Interestingly, one study found that how a ketogenic works in the body may differ between sexes. Research recently appearing in the Journal of the International Society of Sports Nutrition evaluated how four weeks on the keto diet affects CrossFit-trained athletes, assessing differences between male (n = 11) and female (n = 11) participants, during an incremental cycling test (ICT). The researchers examined oxygen uptake and carbon dioxide exhalation during the ICT while participants were following their normal diet and while on the ketogenic diet. The results of this study differed based on sex: “In males, the [keto diet] led to an increase in fat utilization (g·min− 1·kgFFM− 1 and % oxidation). It was particularly noticeable at exercise intensities up to 80% of VO2max. An increase in the area under the curve (AUC) was seen in males but not in females at up to ≤65% VO2max of fat utilization.”
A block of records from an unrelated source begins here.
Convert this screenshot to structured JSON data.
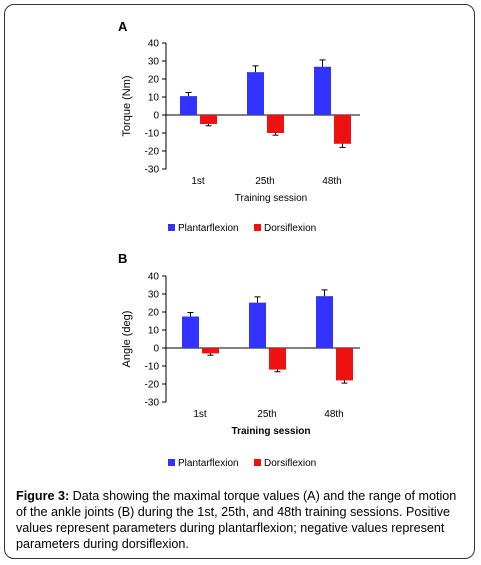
{
  "chart_data": [
    {
      "type": "bar",
      "panel_label": "A",
      "categories": [
        "1st",
        "25th",
        "48th"
      ],
      "series": [
        {
          "name": "Plantarflexion",
          "values": [
            10.5,
            23.8,
            26.8
          ],
          "errors": [
            2,
            3.5,
            3.8
          ]
        },
        {
          "name": "Dorsiflexion",
          "values": [
            -5,
            -10,
            -16
          ],
          "errors": [
            1,
            1.2,
            2
          ]
        }
      ],
      "xlabel": "Training session",
      "ylabel": "Torque (Nm)",
      "ylim": [
        -30,
        40
      ],
      "yticks": [
        40,
        30,
        20,
        10,
        0,
        -10,
        -20,
        -30
      ],
      "legend_placement": "bottom-center"
    },
    {
      "type": "bar",
      "panel_label": "B",
      "categories": [
        "1st",
        "25th",
        "48th"
      ],
      "series": [
        {
          "name": "Plantarflexion",
          "values": [
            17.5,
            25.2,
            28.8
          ],
          "errors": [
            2.2,
            3.2,
            3.5
          ]
        },
        {
          "name": "Dorsiflexion",
          "values": [
            -3,
            -12,
            -18
          ],
          "errors": [
            1,
            1.2,
            1.5
          ]
        }
      ],
      "xlabel": "Training session",
      "ylabel": "Angle (deg)",
      "ylim": [
        -30,
        40
      ],
      "yticks": [
        40,
        30,
        20,
        10,
        0,
        -10,
        -20,
        -30
      ],
      "legend_placement": "bottom-center"
    }
  ],
  "colors": {
    "plantarflexion": "#3333ff",
    "dorsiflexion": "#ee1111"
  },
  "caption": {
    "label": "Figure 3:",
    "text": " Data showing the maximal torque values (A) and the range of motion of the ankle joints (B) during the 1st, 25th, and 48th training sessions. Positive values represent parameters during plantarflexion; negative values represent parameters during dorsiflexion."
  }
}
And while the hype surrounding keto may be recent, the diet itself has been around for quite some time—perhaps under a different name, noted David L. Katz, MD, MPH, FACPM, FACP, FACLM, founder and president of the True Health Initiative, in a recent blog post. The ketogenic diet is decades old and was once marketed as the Atkins’ Diet—which was first popularized in the 1970s.

Dr. Katz has also previously called into question how athletic performance may suffer under the ketogenic diet:

“As for athletic performance, there the evidence is rather damning. World-leading researchers in nutrition for optimal human performance have studied degrees of carbohydrate restriction, and found that they tend to compromise peak performance, compound muscle injury, and delay recovery. A prominent colleague in this area recently told me directly that the global community of experts in sports nutrition is uniformly opposed to carbohydrate restriction in general, and the ketogenic diet in particular, based on the data currently available.”

So what’s the verdict? It may be too soon to say, suggests Dr. Katz.

“There are no long-term human studies of the keto diet, and no free-living, healthy human population lives this way. We thus have no evidence that the diet can be maintained, that it fosters health over time, or even that it is safe,” he wrote, also noting, “To be fair, though: absence of evidence is not evidence of absence.”